There are a variety of ironies in this story. An irony is, simplistically, a contradiction. It is ironic that Delia makes her living by cleaning clothing, while her own clothes remain dirtied. It is ironic that Delia makes the money but that Bertha, Sykes' mistress, is the one to benefit from the money. It is ironic (and sad) that the town men complain about how Sykes treats Delia but fail to do anything about it. It is ironic that Delia is such a devout Christian, but that she must work on Sunday in order to survive. It is poetically ironic that Sykes purchases the snake to scare Delia, but it is the snake that kills him.
The ironies in this story help to underscore the message that not all conflicts and decisions are clear-cut, and that morality is not clear-cut. Is Delia wrong for not going to Sykes' aid? Is it wrong for her to work on Sundays? These are not clear choices. Delia is limited by her own life and by the society in which she lives. Hurston makes it clear that these ironies are pointing to greater injustices in the society as a whole.

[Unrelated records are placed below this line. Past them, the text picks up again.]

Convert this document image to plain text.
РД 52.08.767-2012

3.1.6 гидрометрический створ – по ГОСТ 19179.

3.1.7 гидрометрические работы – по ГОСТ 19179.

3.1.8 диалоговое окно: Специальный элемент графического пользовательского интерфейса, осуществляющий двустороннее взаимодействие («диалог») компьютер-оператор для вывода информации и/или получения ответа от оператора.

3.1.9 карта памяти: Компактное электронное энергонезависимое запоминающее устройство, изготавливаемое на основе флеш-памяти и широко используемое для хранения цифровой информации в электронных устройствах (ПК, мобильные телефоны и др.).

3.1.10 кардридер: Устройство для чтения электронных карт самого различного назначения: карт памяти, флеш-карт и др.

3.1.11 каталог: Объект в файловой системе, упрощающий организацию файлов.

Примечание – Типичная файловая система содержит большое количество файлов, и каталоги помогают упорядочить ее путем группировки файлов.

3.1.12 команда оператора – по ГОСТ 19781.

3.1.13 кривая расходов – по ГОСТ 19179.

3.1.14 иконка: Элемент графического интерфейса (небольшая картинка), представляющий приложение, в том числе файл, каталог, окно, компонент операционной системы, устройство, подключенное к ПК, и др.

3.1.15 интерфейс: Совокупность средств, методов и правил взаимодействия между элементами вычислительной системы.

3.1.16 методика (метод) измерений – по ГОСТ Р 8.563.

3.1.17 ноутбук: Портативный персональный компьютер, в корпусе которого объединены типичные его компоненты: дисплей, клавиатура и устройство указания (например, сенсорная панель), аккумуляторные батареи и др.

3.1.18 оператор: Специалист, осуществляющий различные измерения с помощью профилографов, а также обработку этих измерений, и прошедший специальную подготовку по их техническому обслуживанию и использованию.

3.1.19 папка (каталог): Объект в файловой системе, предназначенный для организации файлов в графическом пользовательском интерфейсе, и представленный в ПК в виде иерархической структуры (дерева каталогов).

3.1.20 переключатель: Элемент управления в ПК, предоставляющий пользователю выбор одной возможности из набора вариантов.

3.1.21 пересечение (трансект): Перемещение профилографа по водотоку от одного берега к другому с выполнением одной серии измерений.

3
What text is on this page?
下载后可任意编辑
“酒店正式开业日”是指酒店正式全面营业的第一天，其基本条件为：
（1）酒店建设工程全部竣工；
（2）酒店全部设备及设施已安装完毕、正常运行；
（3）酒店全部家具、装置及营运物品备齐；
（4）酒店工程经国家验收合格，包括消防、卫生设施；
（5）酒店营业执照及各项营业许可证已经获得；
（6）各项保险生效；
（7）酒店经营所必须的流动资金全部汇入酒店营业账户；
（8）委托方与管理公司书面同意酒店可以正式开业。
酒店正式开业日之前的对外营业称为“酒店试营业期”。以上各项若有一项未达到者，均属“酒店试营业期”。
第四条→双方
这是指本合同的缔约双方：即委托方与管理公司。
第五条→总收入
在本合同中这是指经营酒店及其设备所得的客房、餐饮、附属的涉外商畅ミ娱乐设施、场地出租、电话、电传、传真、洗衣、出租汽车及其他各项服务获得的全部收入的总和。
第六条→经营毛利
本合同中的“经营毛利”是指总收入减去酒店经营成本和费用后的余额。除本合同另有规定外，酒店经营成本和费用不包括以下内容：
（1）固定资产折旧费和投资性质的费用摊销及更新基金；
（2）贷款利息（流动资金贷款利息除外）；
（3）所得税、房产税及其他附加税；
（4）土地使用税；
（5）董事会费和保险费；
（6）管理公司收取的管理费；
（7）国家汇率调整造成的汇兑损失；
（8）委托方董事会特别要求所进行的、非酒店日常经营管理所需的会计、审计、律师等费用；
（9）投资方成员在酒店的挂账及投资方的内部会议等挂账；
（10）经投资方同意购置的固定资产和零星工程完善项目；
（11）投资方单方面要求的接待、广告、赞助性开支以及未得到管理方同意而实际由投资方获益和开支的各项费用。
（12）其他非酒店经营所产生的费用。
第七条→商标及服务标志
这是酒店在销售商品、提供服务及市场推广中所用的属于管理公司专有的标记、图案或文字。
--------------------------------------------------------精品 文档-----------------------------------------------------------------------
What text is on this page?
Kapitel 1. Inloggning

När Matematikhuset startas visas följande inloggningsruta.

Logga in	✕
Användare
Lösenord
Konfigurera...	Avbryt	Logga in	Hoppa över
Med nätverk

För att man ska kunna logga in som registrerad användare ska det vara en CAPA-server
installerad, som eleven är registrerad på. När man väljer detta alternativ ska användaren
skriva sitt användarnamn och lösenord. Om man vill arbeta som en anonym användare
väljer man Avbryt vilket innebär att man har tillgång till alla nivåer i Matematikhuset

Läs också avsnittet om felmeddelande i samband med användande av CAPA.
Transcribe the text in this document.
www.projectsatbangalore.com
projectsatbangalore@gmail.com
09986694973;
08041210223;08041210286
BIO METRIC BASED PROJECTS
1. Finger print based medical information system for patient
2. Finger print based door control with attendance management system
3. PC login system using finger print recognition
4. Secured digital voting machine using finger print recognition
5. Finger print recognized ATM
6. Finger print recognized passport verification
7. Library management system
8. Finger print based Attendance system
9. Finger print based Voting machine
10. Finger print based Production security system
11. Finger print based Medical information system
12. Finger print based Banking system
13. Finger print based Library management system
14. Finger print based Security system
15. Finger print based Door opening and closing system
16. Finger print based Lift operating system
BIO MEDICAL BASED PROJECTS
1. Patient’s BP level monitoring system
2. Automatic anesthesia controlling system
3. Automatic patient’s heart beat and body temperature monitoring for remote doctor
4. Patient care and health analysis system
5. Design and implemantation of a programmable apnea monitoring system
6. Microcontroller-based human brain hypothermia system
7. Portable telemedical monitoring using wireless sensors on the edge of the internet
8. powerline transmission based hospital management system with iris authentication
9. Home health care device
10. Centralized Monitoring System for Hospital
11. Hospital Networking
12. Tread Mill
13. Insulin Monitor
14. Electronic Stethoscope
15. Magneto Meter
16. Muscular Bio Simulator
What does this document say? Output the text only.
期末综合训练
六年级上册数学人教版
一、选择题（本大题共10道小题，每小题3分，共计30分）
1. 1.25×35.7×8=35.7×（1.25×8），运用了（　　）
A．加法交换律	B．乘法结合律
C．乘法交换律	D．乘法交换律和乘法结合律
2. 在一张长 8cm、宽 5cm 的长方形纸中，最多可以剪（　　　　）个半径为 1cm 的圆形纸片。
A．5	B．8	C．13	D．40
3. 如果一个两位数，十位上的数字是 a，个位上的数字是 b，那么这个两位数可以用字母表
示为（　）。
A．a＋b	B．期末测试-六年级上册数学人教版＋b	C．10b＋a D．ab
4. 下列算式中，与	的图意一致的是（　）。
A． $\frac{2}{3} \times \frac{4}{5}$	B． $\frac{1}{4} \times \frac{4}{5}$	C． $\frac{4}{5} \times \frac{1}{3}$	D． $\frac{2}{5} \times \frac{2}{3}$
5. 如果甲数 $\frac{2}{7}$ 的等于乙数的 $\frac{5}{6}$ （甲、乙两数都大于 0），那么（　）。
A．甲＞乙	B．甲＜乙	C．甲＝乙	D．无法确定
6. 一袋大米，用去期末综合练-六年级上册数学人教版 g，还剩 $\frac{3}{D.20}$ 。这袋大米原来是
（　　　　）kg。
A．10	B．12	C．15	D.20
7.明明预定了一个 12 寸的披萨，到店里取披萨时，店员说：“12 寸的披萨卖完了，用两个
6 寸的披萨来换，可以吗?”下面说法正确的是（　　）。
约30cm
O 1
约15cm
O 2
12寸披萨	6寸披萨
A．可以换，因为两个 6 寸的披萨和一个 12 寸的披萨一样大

Another irony would be that Delia is, in many ways, a very strong-willed, fiery woman who wants to be able to stand up to her abusive husband; however, she cannot do so due to societal rules during this time period. She knew she would be killed if she tried to leave her husband and/or truly "stand up" to him. Her "power," then, is that she doesn't assist her husband when he is bitten by the snake...she lets him die. In this way, she finally has power of her husband.